Say we have a decay of the form

$$A e^{-a x} + B e^{-b x}$$.

I haven't had much luck trying to calculate the half-life of such a decay (I'm not sure it's possible, analytically), i.e. solve

$$A e^{-a x} + B e^{-b x} = \frac{A+B}{2}$$.

However, if that's not possible, I'm wondering whether there might still be a way to prove that if the above decay has half-life $$t$$, then a decay given by

$$A e^{-a c x} + B e^{-b c x}$$

has half-life $$\frac{t}{c}$$. This seems to be true empirically and would make sense, I think. Does anyone have an idea how one might prove it to be true, though?

2. Mar 15, 2010

### Jmf

Not really a 'proof', but I think it's rather obvious:

If f(t) is a function, then f(ct) is that function scaled to 1/c of it's size in the t-direction.

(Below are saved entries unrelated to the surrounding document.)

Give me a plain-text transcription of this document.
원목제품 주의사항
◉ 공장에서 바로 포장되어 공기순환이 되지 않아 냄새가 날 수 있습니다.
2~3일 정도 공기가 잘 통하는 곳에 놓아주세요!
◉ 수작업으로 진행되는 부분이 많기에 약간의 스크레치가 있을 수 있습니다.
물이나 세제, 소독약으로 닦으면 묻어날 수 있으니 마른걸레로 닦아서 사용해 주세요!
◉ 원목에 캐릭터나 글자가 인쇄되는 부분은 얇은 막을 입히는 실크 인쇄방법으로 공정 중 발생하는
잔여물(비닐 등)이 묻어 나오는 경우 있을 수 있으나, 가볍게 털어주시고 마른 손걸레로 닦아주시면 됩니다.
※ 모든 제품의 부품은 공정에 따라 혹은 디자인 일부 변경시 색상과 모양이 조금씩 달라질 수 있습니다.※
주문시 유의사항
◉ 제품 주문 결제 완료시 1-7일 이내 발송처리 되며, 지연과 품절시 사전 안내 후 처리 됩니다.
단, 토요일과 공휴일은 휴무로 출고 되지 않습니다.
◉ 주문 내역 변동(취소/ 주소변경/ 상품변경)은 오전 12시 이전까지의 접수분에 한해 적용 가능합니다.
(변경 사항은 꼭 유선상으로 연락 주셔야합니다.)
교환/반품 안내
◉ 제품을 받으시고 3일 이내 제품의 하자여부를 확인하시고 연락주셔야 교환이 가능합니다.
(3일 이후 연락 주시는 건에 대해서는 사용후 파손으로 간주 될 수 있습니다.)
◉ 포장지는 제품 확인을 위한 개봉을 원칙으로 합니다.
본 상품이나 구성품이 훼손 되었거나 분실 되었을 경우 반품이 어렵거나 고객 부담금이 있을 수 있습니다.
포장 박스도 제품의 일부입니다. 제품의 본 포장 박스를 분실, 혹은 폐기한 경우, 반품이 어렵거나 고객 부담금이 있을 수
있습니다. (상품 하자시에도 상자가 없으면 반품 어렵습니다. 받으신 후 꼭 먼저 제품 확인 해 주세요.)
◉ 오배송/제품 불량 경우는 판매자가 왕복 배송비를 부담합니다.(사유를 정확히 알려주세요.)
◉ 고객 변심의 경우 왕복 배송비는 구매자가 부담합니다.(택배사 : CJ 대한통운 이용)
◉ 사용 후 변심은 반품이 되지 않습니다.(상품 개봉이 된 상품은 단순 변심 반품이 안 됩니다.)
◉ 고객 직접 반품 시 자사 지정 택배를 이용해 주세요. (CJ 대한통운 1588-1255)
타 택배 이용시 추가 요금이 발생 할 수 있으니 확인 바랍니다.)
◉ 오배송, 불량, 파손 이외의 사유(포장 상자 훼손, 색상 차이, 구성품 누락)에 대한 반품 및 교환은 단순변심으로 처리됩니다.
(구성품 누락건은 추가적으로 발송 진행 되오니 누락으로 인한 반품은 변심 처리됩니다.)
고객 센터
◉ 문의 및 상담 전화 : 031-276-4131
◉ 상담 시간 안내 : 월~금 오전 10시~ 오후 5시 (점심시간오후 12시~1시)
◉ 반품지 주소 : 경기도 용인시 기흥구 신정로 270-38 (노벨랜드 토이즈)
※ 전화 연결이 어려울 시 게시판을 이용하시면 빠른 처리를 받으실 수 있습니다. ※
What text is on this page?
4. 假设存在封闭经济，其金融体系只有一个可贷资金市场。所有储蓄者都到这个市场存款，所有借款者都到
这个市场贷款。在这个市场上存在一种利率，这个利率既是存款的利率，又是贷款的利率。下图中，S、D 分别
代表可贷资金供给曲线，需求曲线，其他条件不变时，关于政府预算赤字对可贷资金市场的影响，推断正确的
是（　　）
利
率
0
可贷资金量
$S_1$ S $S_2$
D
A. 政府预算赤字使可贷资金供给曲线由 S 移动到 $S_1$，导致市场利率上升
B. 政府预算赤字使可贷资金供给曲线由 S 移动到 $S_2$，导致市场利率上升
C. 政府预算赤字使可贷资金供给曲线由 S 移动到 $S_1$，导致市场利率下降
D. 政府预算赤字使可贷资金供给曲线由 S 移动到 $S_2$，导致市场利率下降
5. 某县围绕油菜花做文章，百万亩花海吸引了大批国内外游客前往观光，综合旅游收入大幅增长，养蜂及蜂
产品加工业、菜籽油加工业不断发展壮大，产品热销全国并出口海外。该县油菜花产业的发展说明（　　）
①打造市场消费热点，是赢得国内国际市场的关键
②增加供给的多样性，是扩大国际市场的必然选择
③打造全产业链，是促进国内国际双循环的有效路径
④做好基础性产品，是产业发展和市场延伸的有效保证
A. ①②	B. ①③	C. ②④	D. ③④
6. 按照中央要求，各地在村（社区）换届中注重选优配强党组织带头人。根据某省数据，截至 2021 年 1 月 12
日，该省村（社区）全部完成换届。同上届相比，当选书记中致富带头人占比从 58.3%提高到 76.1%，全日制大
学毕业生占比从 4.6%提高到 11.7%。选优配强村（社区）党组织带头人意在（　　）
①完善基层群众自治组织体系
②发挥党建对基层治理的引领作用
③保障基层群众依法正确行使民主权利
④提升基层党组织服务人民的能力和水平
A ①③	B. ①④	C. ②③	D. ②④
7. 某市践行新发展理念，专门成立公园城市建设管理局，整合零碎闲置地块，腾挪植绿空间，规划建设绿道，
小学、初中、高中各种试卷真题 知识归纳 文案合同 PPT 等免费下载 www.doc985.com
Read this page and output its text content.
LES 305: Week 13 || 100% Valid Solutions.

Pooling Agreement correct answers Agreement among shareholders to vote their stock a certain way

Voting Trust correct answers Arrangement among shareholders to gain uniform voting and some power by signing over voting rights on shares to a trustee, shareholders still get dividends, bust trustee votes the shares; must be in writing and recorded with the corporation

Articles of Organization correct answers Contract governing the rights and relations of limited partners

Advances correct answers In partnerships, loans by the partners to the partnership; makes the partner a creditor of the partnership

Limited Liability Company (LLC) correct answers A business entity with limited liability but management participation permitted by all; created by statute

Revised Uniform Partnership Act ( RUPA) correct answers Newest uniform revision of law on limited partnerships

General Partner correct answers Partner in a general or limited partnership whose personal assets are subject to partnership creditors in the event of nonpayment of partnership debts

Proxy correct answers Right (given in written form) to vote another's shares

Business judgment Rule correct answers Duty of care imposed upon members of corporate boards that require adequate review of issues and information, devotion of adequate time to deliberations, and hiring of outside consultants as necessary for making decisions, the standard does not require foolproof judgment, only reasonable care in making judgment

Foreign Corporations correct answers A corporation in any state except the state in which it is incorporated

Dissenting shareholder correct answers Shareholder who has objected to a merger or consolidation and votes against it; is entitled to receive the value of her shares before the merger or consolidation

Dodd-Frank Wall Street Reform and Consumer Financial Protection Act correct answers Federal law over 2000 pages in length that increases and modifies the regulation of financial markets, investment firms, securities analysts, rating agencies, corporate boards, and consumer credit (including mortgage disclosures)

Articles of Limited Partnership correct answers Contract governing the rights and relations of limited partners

So if we plot the graph of these two functions, the point at which f(ct)=f(0)/2 will clearly be at 1/c times the point where f(t) = f(0)/2.

EDIT: I just read the above back to myself and it sounded a bit patronizing to say this was 'obvious' - sorry.

By way of a proof I suppose you could say let

$$f(x) = A e^{-a x} + B e^{-b x}$$.

and let

$$g(x) = A e^{-a c x} + B e^{-b c x}$$.

then:

$$g(x) = f(cx)$$

or equivalently:

$$g(\frac{y}{c}) = f(y)$$

So then if 't' is our half life of f, i.e. when:

$$f(t) = \frac{f(0)}{2}$$

then:

$$f(t) = g(\frac{t}{c})$$

Last edited: Mar 15, 2010